Passengers on the Le Shuttle service – which carries vehicles – were forced to abandon their cars to be evacuated to through an emergency tunnel until they were taken on a replacement train which transported them to the terminus at Folkestone, in County Dover, in the south-east of England.
In the videos published on social networks, several tourists can be seen passing through the alternative emergency tunnel along the route of the railway. 50 kilometers between France and Great Britainsome with suitcases and even dogs.
“The emergency tunnel was terrifying” explained one of the trapped tourists, Sarah Fellows, 37, from Birmingham to the PA news agency. “It was like a disaster movie. We were walking towards the precipice, not knowing what was happening. We all had to stay under the sea in this big queue. There was a woman crying in the tunnel, another woman having a panic attack traveling alone,” she says.

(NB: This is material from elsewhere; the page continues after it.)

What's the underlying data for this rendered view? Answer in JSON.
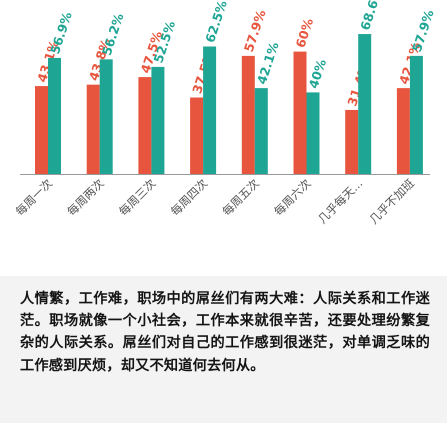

Another passenger, who did not want to be identified, told the news agency that “a lot of people were scared to be in the service tunnel, which is a bit of a strange place… We stayed there for at least five hours“.
A spokesman for Eurotunnel, which operates the Le Shuttle service, said “a train has broken down in the tunnel” and passengers are being transferred to a separate passenger shuttle to return to Folkestone Terminal. Hours later, however, he explained to the BBC that the train had not actually broken down, but rather the alarms had gone off so you had to investigate what happened.
The service carries passengers and their vehicles between Folkestone and Calais. At 50 kilometers, it has the longest underwater section of any tunnel in the world.